Jadi dosen (kontrak) keuangannya kurang terjamin

Nasib keuangan seorang dosen kontrak tidak menentu. Dosen kontrak yang malang kurang diperhatikan kesejahteraannya. Jangan berharap dibayar setiap bulan layaknya dosen tetap. Dosen kontrak atau dosen luar biasa memang dituntut untuk luar biasa bersabar karena upah mengajar diberikan satu kali di akhir semester. Sampai saat ini saya belum dibayar, harus menunggu beberapa bulan sampai selesai semester barulah (menurut mereka) honor saya diberikan. Maka jangan berharap untuk hidup sebagai seorang dosen (kontrak) semata, sangat disarankan memiliki pekerjaan lain (yang cukup fleksibel) untuk menunjang kehidupan. 

Demikianlah sedikit refleksi saya yang sedikit mengarah ke curhat sebagai seorang dosen amatir. Saya tak lupa minta teman-teman mahasiswa untuk memberikan evaluasi berupa kesan dan pesan terhadap perkuliahan gizi melalui tulisan singkat di kertas-kertas mungil. Dan kira-kira begini tulisan mereka:

‘Materi lengkap’
‘Ibu kurang tegas’. Banyak sekali yang bilang saya perlu lebih tegas terutama bagi yang datang terlambat.
‘Ibu cantik’. Kyaaa. Kirim cium jauh. Haha
‘Ibu terlalu baik’. Ini konotasi negatif, menurut mereka saya kurang gahar. Semoga pengurus program studi juga baik pada saya :’)
‘Tepat waktu’. Senangnya bisa tepat waktu mengajar, walau kadang-kadang harus lari-lari cantik supaya tidak terlambat masuk kelas.
Mahasiswa yang cenderung masuk tidak tepat waktu : “Pertahankan kebaikan ibu”. Mahasiswa yang datang tepat waktu “Ibu harus lebih tegas, beri hukuman pada yang terlambat”. Iki piyeeee?
‘Perlu ada kuis di setiap akhir perkuliahan’. Boleh juga usul ini.
‘Cara mengajar ibu menarik’, ‘santai’, ‘tidak membedakan mahasiswa’, ‘ceria’, ‘mudah dimengerti’. Okedehhhh.
‘Ibu perlu berjalan ke belakang kelas’. Iyasih, kurang keliling-keliling kelas.
‘Ibu terlalu banyak bergerak’. Waduh, terlalu bersemangat apa ya? Hahaha
‘Buat kami, ibu yang terbaik’. Dudududu, ini gombal atau apa? Yang penting materinya kesampaian ya, saya sayang kalian semua, mahasiswa-mahasiswa perdana ku!

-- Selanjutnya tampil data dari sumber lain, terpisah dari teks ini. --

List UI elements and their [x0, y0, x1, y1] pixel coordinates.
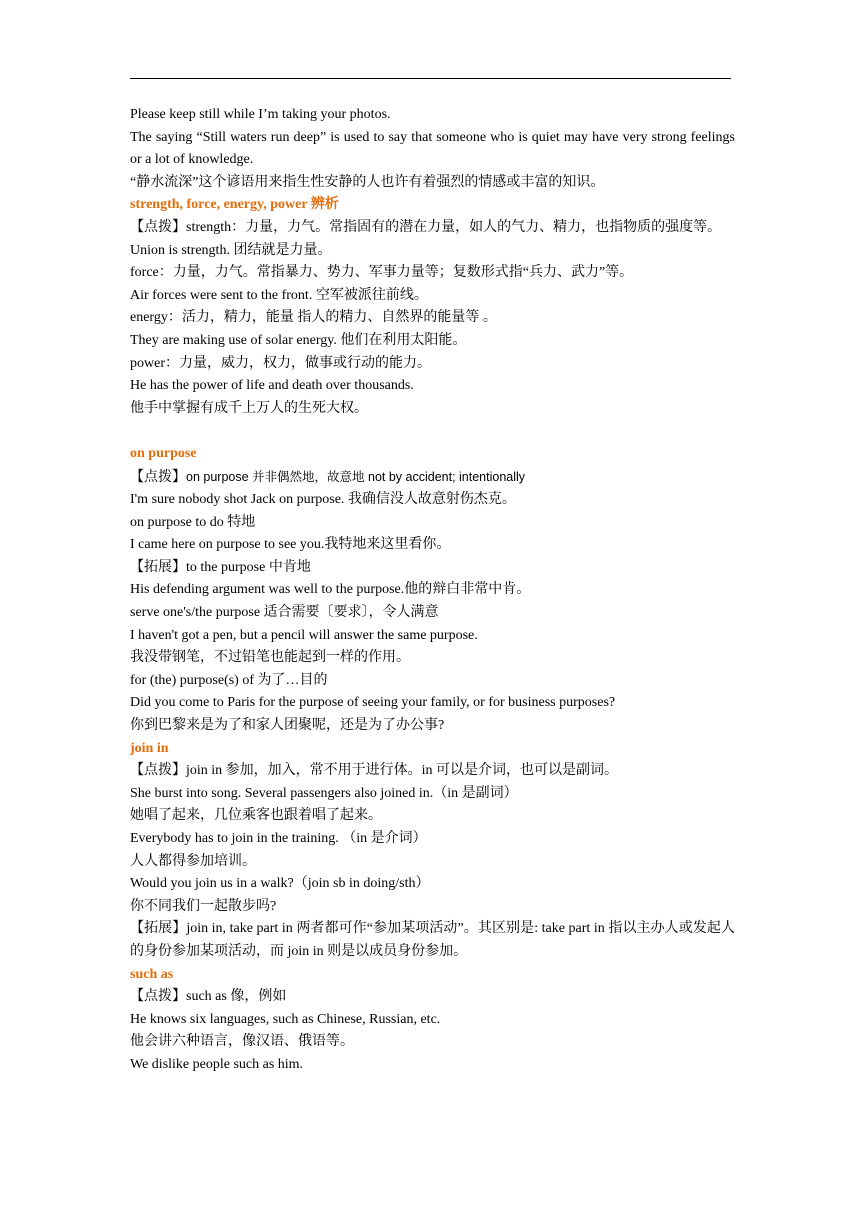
text-line: The saying “Still waters run deep” is used to say that someone who is quiet may have very strong feelings or a lot of knowledge.	[130, 129, 735, 168]
text-line: “静水流深”这个谚语用来指生性安静的人也许有着强烈的情感或丰富的知识。	[130, 174, 605, 190]
text-line: 你不同我们一起散步吗?	[130, 898, 277, 914]
text-line: I haven't got a pen, but a pencil will answer the same purpose.	[130, 627, 478, 643]
text-line: energy：活力，精力，能量 指人的精力、自然界的能量等 。	[130, 310, 497, 326]
text-line: 【拓展】to the purpose 中肯地	[130, 559, 311, 575]
text-line: on purpose to do 特地	[130, 514, 256, 530]
text-line: Please keep still while I’m taking your photos.	[130, 107, 391, 122]
text-line: We dislike people such as him.	[130, 1056, 304, 1072]
text-line: 我没带钢笔，不过铅笔也能起到一样的作用。	[130, 650, 410, 666]
section-heading: such as	[130, 966, 174, 982]
text-line: 【点拨】join in 参加，加入，常不用于进行体。in 可以是介词，也可以是副词。	[130, 763, 619, 779]
text-line: Union is strength. 团结就是力量。	[130, 242, 332, 258]
document-body	[130, 104, 735, 1077]
text-line: Would you join us in a walk?（join sb in doing/sth）	[130, 876, 430, 892]
definition-text: on purpose 并非偶然地，故意地 not by accident; intentionally	[186, 469, 526, 484]
text-line: His defending argument was well to the purpose.他的辩白非常中肯。	[130, 582, 531, 598]
blank-line	[130, 420, 735, 443]
text-line: 人人都得参加培训。	[130, 853, 256, 869]
text-line: 你到巴黎来是为了和家人团聚呢，还是为了办公事?	[130, 718, 445, 734]
text-line: serve one's/the purpose 适合需要〔要求〕，令人满意	[130, 605, 439, 621]
text-line: He knows six languages, such as Chinese, Russian, etc.	[130, 1011, 441, 1027]
text-line: She burst into song. Several passengers also joined in.（in 是副词）	[130, 785, 518, 801]
text-line: 他会讲六种语言，像汉语、俄语等。	[130, 1034, 354, 1050]
text-line	[130, 466, 735, 490]
text-line: 【点拨】strength：力量，力气。常指固有的潜在力量，如人的气力、精力，也指物质的强度等。	[130, 219, 722, 235]
text-line: 她唱了起来，几位乘客也跟着唱了起来。	[130, 808, 382, 824]
text-line: power：力量，威力，权力，做事或行动的能力。	[130, 355, 431, 371]
text-line: I'm sure nobody shot Jack on purpose. 我确信没人故意射伤杰克。	[130, 492, 516, 508]
section-heading: join in	[130, 740, 169, 756]
text-line: Everybody has to join in the training. （in 是介词）	[130, 831, 427, 846]
text-line: force：力量，力气。常指暴力、势力、军事力量等；复数形式指“兵力、武力”等。	[130, 265, 634, 281]
text-line: They are making use of solar energy. 他们在利用太阳能。	[130, 332, 467, 348]
section-heading: strength, force, energy, power 辨析	[130, 197, 339, 213]
section-heading: on purpose	[130, 445, 197, 461]
text-line: 他手中掌握有成千上万人的生死大权。	[130, 400, 368, 416]
header-rule	[130, 78, 731, 79]
text-line: He has the power of life and death over thousands.	[130, 378, 414, 394]
tag-label: 【点拨】	[130, 469, 186, 485]
text-line: I came here on purpose to see you.我特地来这里看你。	[130, 537, 451, 553]
text-line: Did you come to Paris for the purpose of seeing your family, or for business purposes?	[130, 695, 616, 711]
text-line: 【拓展】join in, take part in 两者都可作“参加某项活动”。其区别是: take part in 指以主办人或发起人的身份参加某项活动，而 join in 则是以成员身份参加。	[130, 921, 735, 959]
text-line: Air forces were sent to the front. 空军被派往前线。	[130, 287, 428, 303]
text-line: for (the) purpose(s) of 为了…目的	[130, 672, 328, 688]
text-line: 【点拨】such as 像，例如	[130, 989, 287, 1005]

Penutup refleksi : Pertanyaan untuk diri sendiri.

Kalau satu saat kemudian ada kesempatan atau tawaran untuk kembali menjadi dosen, diterima atau tidak?
Meski penuh tantangan, menguras pikiran, perasaan, waktu, bahkan dana, dan harus berpakaian ala wanita dewasa yang serius, tapi ada kepuasan saat mentransfer pengetahuan dan pengalaman serta kecintaan terhadap dunia gizi kepada mahasiswa. Jadi jawaban saya, mungkin akan diterima. :)

Kupang, 1 Juli 2014

 Atas permintaan mahasiswa, kami foto bersama di akhir masa perkuliahan. 
Saya di tengah, diselamatkan oleh sepatu 7 cm.